Low frequency performance is a struggle for most portable speakers due to their small size. Seeing that the Beolit 12 is equipped with a 4-inch woofer, we don't expect it to falter on this aspect. Listening to DJ Tiesto’s Elements of Life proved our assumptions correct as the speakers dutifully handled the techno track’s low registers to decently. Similarly, the heavy distortion on Sail On Soothsayer was reproduced in all its crunching glory. Great transient response made the shakers on Hotel California by The Eagles come alive.

However, treble performance was a bit of a mixed expectation. On our usual test tracks such as Melt My Heart To Stone, the Beolit 12 gave a good showing of itself. The mid-tones of U2’s classic Walk On were also rendered with ease. But when tasked with playing Scumbag Blues by Them Crooked Vultures, the highs seemed to be lost in the overall mix. Obviously a closer and more thorough listening session is required before we can give a definite verdict. Our suspicion is that some EQ tweaking on your source device might be required to get the most out of the Beolit 12.

Weighing the Options

The only contender which could somewhat match the proposition offered by the Beolit 12 is the Bose SoundLink. The Jawbone Jambox and the Soundmatters FoxL v2 are both too small to compete with the new B&O Play device on even footing.

Comparing the two, the Beolit 12 definitely came out ahead in terms of bass performance. Both devices handled mid ranges comfortably. We would however give the edge with regards to treble performance to the Bose SoundLink based on our limited experience at present. Soundstage for the Beolit 12 was constricted and the portable speakers from Bose came out ahead  in this regard as well possibly due to their rectangular, reclined design.

Portability vs. Performance

With a total of 120W of power (60W woofer and 30W+30W full range drivers), the Beolit 12 is more than capable of pumping out volume for any surroundings.

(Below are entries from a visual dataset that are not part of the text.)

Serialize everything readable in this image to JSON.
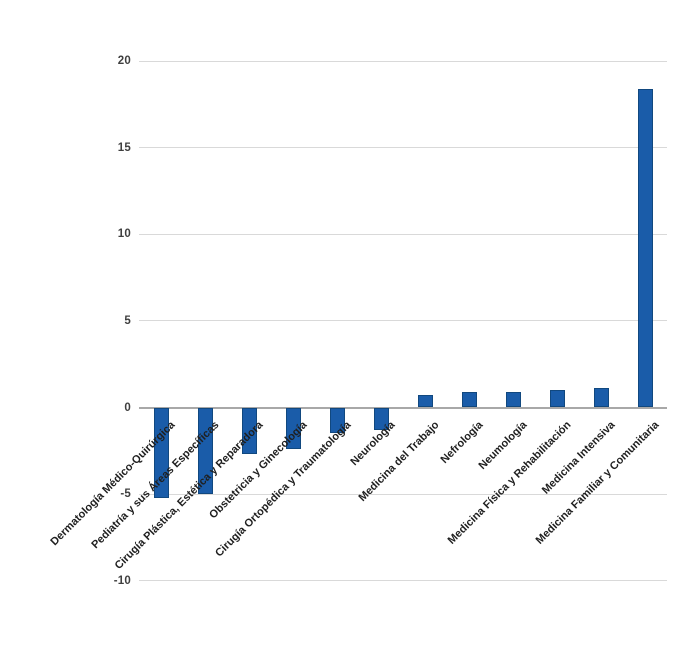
{
  "chart_data": {
    "type": "bar",
    "title": "",
    "xlabel": "",
    "ylabel": "",
    "categories": [
      "Dermatología Médico-Quirúrgica",
      "Pediatría y sus Áreas Específicas",
      "Cirugía Plástica, Estética y Reparadora",
      "Obstetricia y Ginecología",
      "Cirugía Ortopédica y Traumatología",
      "Neurología",
      "Medicina del Trabajo",
      "Nefrología",
      "Neumología",
      "Medicina Física y Rehabilitación",
      "Medicina Intensiva",
      "Medicina Familiar y Comunitaria"
    ],
    "values": [
      -5.2,
      -5.0,
      -2.7,
      -2.4,
      -1.5,
      -1.3,
      0.7,
      0.9,
      0.9,
      1.0,
      1.1,
      18.4
    ],
    "ylim": [
      -10,
      20
    ],
    "yticks": [
      20,
      15,
      10,
      5,
      0,
      -5,
      -10
    ],
    "ytick_labels": [
      "20",
      "15",
      "10",
      "5",
      "0",
      "-5",
      "-10"
    ],
    "grid": true,
    "legend": false,
    "colors": {
      "bar_fill": "#1A5CA9",
      "bar_border": "#11487F",
      "gridline": "#D9D9D9",
      "zero_axis": "#A8A8A8",
      "category_label": "#1F1F1F",
      "tick_label": "#3F3F3F",
      "background": "#FFFFFF"
    }
  }
}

A battery life ranging from four to eight hours depending on intensity of use also makes it suitable for a variety of situations. Unfortunately the weight and size of the Beolit 12 would make it hard to stow away in a bag and the device will have to be carried in hand by the strap. In our opinion, the only portable aspect of this device is that it can be stowed away in your car to blast tunes all the way to your travel destination, or act as a good external gathering companion. It's definitely not a handy speaker unit.

In the choice between portability and performance, Bang & Olufsen seemed to have favored the latter heavily. This was proved by our listening tests and the fact that the Beolit 12 weighs 2.8kg. Steeply priced at S$1195, the Beolit 12 is available in stores now. It definitely offers a sturdy build quality, top drawer performance and some level of 'portability'. If you don't mind its design, have the cash to spare, a penchant for designer-class branded products and don't mind giving up on portability in return for some extra performance, the Beolit 12 could be your next companion for small gatherings and the likes.